Maybe it is because that Nashua resulted out of something so wrong that the young stallion was determined to right everything he could.
(He fights the fires of his anger with Wherewolf because he agrees with the colt. It is not his fault that he is this way. It is not his fault that he is so angry or indifferent. He's felt it before. Has known it before when a colt trying the Isle on for size had felt like picking on Nashua for being younger, fine-boned, and missing his mother and twin. They had sparred as young studs were apt to do and when Nash had clamped down on a piece of tender flesh, the brawling youth had called him a 'bastard'. So he had bitten down harder, fought fiercer so he didn't have to wonder what the other adolescent might have been implying.)
His ears pin into his cornsilk mane, a warning to Wherewolf. The flaxen-haired pegasus thinks he understands his half-brother but that doesn't mean Nash won't hesitate to remind the younger one of his personal space. Pressing his mouth into a tense life, the copper stallion bites back baring his teeth in return. Nashua lifts his head higher, the muscles in his thick neck stiffening.
The golden-dappled colt turns around, leaving Nashua to snort in the empty space that he left behind. He stands there for a time, watching the form of Wherewolf grow smaller as he tried to find a way
Nashua flares his wide wings and within a few beats and a canter stride, he is in the air. He takes to it naturally, confidently as he always believed that the wide-open sky is there waiting for him. Nash has never known the winds or his wings to fail him. The praise (and lessons) he received as a youth from Celina and Popinjay taught him to never question them. What he does question is why a pegasus - even a plummeting one - wouldn't attempt an easier way back up the bluffs and cliffs of Nerine.
Hovering for a few more flight strokes, he reminded himself that Wherewolf proclaimed he didn't need a savior (and some part of him thinks that maybe he deserved a few hours wandering the cold beach, looking for a trail that Nash could probably find in half the time). He grunts before tilting a wing down and hovering above the silver buckskin. "You're better off swimming down the coast!" he bellows over the crashing waves. Fighting the winter drafts blowing up from the ocean, he flaps his wings powerfully.

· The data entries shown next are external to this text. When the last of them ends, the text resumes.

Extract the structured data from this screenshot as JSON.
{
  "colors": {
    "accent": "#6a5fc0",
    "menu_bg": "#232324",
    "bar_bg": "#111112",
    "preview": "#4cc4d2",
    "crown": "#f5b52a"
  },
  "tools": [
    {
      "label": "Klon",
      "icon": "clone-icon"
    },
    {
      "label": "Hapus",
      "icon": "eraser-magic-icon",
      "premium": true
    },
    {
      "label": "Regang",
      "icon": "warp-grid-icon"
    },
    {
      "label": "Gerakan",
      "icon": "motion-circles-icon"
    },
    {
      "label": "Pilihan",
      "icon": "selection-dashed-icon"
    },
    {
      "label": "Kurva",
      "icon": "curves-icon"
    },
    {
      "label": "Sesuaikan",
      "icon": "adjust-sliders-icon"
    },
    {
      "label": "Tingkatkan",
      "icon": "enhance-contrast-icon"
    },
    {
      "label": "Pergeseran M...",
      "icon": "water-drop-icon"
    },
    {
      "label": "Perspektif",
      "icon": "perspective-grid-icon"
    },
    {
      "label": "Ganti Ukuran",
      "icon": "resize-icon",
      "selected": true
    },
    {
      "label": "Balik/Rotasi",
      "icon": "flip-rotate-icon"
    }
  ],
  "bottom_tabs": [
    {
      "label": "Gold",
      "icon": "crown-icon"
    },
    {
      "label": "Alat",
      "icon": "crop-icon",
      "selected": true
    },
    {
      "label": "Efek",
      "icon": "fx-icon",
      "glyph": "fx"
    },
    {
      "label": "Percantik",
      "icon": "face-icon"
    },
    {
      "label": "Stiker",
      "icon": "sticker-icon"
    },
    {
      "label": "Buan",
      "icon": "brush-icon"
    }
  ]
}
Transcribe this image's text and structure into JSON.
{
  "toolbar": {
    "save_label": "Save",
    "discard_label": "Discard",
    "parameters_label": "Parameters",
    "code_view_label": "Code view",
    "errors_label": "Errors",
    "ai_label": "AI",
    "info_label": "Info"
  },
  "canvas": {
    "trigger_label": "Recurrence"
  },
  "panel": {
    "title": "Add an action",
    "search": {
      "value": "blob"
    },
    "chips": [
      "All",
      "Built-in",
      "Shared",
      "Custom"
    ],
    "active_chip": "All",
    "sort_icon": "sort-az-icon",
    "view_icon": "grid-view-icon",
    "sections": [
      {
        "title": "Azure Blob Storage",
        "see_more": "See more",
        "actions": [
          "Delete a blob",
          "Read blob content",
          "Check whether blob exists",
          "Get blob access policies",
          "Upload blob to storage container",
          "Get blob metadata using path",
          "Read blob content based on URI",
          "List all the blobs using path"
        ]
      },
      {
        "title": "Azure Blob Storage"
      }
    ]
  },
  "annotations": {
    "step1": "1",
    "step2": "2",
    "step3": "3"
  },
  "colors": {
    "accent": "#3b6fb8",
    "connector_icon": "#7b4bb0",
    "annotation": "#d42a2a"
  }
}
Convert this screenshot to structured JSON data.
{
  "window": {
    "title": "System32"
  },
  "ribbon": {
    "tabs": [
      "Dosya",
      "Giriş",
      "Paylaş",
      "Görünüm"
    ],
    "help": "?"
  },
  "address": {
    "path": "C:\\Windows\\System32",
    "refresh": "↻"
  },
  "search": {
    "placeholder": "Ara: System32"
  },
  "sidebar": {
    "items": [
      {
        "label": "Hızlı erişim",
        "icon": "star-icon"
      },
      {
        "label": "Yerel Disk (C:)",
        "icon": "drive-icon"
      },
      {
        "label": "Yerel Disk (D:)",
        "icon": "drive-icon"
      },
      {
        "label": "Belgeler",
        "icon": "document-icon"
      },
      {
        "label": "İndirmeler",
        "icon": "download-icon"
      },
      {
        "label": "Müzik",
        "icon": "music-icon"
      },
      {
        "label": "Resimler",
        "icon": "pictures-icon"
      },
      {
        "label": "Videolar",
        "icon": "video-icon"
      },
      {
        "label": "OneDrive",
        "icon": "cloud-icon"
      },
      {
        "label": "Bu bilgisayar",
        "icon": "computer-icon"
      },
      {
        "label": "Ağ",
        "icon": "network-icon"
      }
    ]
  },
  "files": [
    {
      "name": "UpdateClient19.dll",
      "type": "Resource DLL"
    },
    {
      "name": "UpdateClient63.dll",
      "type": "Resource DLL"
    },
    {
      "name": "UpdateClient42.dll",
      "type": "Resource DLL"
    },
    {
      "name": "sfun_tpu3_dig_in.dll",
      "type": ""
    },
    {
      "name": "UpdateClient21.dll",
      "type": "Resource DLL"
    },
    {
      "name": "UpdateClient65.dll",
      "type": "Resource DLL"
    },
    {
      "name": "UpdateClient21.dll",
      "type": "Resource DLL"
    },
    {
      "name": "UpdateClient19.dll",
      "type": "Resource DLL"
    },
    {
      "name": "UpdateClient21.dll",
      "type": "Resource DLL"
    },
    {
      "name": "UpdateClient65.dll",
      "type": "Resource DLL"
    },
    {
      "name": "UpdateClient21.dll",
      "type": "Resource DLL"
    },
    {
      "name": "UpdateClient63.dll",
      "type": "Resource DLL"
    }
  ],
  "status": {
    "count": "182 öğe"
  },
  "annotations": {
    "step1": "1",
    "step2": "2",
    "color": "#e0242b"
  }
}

"Wait for low tide," he shouts again over the saltwater. "There's a cove around those crags." Huffing again from the exertion, he adds: "there's an easier way back up than that death trap." Nashua assumes his half-brother isn't thickheaded enough to attempt climbing the sheer cliff face his head is angled towards, but then today has been full of surprises. Maybe Wherewolf intended to spend the rest of it clamoring up it for a suicidal descent that did nothing to knock any more sense into him than the first fall.
Nash doesn't intend to stay and watch. He gives the boy another long stare and then rounds back to the Isle, up into the sky that never has never failed him.